Rus donanmasının iki saat boyunca saldırılarını sürdürdüğünü belirten Prof. Dr. Bingür Sönmez, “Bu üç ticaret gemisi Rus donanmasının içine düştü ve üçü de kısa sürede batırıldı.” şeklinde konuştu. Gemilerin iki alay asker, ordunun kışlık giysileri, haritalar, keşif amacıyla kullanılmak üzere iki tayyare, bir tayyare bölüğü, üç pilot ve Kafkasya’da isyan çıkarması planlanan Çerkes reislerini taşıdığını aktaran Sönmez, bu kaybın Türk nakliyatı açısından çok ağır bir darbe olduğunu vurguladı. Sönmez, “120 personelden yalnızca 17’si kurtuldu. Esarete düşen 120 personelin ise büyük bölümü geri dönemedi.” dedi. Bu olayın ardından Rus donanmasının Karadeniz’deki hâkimiyetini artırarak sürdürdüğünü belirten Sönmez, “Sarıkamış Meydan Muharebesi aslında Karadeniz’de kaybedilmiştir. Bu durum, deniz gücü olmadan kara savaşlarının kazanılamayacağının en somut örneklerinden biridir. Karadeniz ikmal hattının kapanması, Türkler açısından Doğu Cephesi’nin çöküşüyle sonuçlandı. Buna karşılık deniz üstünlüğünü ele geçiren Ruslar, Doğu Anadolu’yu işgal ederken bölgenin zorlu coğrafyasını kendi lehlerine bir avantaja dönüştürdü.” ifadelerini kullandı. Sönmez ayrıca, her yıl 7 Kasım sabahı Ereğli’de Sarıkamış Deniz Şehitleri’ni anmak üzere bir araya geldiklerini de sözlerine ekledi.
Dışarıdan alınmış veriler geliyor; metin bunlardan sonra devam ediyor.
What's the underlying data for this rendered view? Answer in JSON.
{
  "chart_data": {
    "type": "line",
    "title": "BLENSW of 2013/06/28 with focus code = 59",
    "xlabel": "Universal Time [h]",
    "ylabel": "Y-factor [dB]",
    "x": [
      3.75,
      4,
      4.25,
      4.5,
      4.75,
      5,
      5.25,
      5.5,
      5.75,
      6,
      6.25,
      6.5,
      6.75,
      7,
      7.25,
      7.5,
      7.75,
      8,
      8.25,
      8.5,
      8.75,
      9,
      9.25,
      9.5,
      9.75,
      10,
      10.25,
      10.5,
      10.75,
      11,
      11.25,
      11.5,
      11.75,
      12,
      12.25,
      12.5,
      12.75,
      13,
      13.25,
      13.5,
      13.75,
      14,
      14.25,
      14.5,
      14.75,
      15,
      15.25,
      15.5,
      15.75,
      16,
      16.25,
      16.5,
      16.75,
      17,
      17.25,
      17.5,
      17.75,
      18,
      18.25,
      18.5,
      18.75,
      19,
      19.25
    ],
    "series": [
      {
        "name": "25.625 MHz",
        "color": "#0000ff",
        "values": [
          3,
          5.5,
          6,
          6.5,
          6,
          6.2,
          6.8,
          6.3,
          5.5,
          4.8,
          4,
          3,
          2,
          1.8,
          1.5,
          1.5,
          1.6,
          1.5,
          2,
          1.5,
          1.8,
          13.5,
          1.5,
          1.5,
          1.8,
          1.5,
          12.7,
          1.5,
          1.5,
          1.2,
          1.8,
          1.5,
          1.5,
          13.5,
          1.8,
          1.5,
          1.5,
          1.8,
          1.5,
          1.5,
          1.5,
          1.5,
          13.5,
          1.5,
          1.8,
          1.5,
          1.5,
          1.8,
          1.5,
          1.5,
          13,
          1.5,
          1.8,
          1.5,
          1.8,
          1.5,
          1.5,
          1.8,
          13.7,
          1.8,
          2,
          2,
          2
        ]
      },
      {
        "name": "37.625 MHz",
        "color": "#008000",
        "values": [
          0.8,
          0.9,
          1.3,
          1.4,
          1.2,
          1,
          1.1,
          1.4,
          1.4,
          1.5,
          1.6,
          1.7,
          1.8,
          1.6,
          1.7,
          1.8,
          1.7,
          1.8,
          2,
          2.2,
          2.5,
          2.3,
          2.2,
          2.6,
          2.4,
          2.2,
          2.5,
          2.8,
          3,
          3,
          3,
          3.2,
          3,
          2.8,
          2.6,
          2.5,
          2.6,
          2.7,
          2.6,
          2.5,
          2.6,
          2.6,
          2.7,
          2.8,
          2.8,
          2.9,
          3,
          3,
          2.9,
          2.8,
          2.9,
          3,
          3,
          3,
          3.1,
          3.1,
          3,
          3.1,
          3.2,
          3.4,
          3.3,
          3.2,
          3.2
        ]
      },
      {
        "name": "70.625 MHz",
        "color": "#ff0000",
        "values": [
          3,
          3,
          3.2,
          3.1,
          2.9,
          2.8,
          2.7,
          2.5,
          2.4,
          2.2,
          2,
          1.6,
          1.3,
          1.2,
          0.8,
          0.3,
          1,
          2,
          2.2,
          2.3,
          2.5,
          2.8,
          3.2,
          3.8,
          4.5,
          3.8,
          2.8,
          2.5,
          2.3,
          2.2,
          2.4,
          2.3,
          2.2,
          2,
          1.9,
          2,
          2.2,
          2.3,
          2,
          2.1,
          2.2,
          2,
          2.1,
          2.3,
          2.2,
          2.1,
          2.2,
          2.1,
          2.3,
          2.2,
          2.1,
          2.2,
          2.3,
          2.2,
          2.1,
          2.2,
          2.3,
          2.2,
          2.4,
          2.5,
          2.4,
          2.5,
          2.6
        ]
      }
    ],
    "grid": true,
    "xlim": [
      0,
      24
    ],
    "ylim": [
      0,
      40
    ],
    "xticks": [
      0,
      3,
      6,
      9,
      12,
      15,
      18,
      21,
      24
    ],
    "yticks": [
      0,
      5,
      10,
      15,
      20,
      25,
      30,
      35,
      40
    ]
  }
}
“BÖLGEDE TEK DÜŞMAN KARA KIŞTI”

Enver Paşa’nın çevresindekileri dinlemediğini ve kendine aşırı güvenerek Sarıkamış’a dağları aşarak ulaşabileceğini düşündüğünü belirten Prof. Dr. Sönmez, Enver Paşa’nın “Yarın sabah kahvemi Sarıkamış’ta içeceğim” sözünü hatırlattı. Sönmez, “25 Aralık’ta başlayan yürüyüş, 29 Aralık’ta sona erdiğinde iki tümenlik 28 bin askerden yalnızca 3 bin 200’ü dağları geçebildi.” dedi. Sarıkamış Harekâtı’nda tek bir kurşun atılmadığını vurgulayan Sönmez, “Bu bölgede tek düşman kara kıştı. Silah kullanılmadı, 25 bin genç asker bu dağlarda hayatını kaybetti. Dağı geçmek için iki tümen tek sıra halinde yürümek zorunda kaldı. Zirveye ulaşan bir alay askerin ayakları donmuştu.” ifadelerini kullandı.
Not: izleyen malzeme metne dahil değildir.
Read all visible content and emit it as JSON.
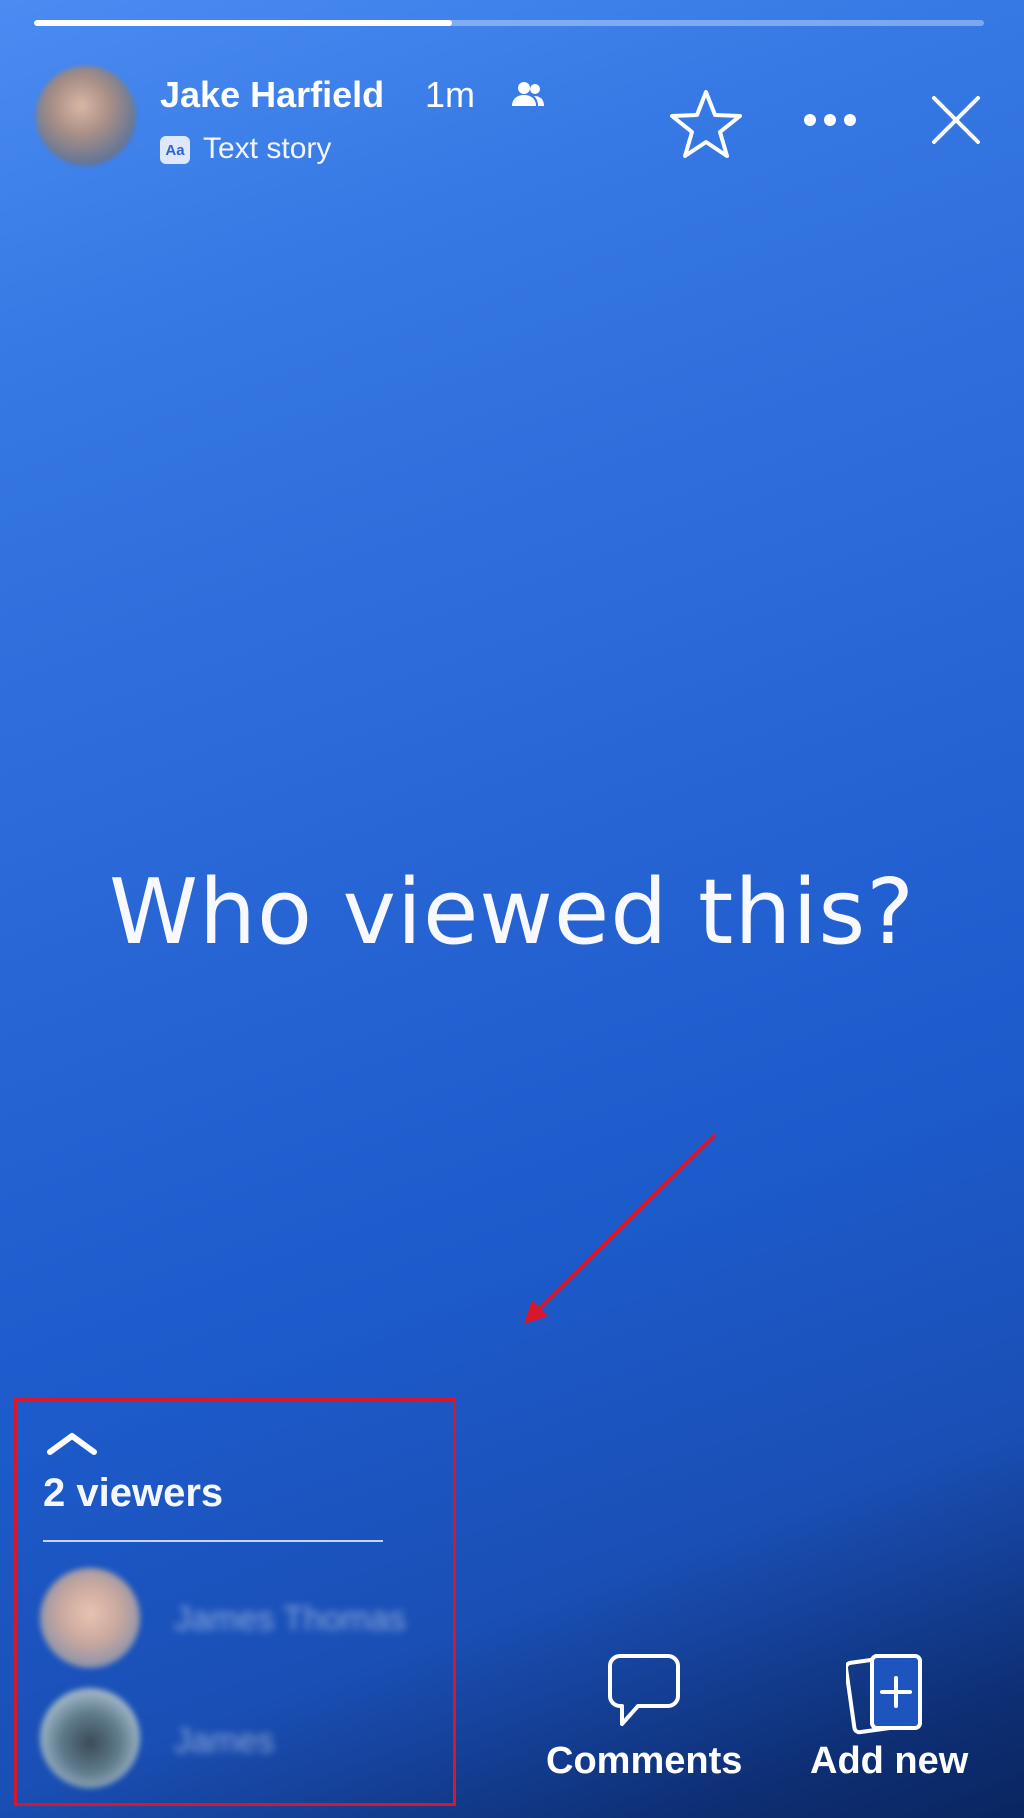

Sönmez, Sarıkamış’ta hayatını kaybedenler için şu bilgileri paylaştı: “36 bin 784 kişilik 9’uncu Kolordu’dan kimse geri dönmedi. 48 bin 943 kişilik 10’uncu Kolordu’dan yalnızca 2 bin 200 asker, 27 bin 19 kişilik 11’inci Kolordu’dan 5 bin 200 asker, 5 bin 428 kişilik 2’nci Süvari Tümeni’nden ise bin 500 asker geri dönebildi. Toplamda 118 bin 174 askerden sadece 8 bin 900’ü hayatta kaldı; 109 bin 274 asker hayatını kaybetti ya da esir düştü.” Esirler arasında sivillerin de bulunduğunu aktaran Sönmez, Osmanlı esirlerinin şehir içlerinden yürütülerek teşhir edildiğini, birçok sivilin de bu süreçte hastalık ve yorgunluk nedeniyle yaşamını yitirdiğini söyledi.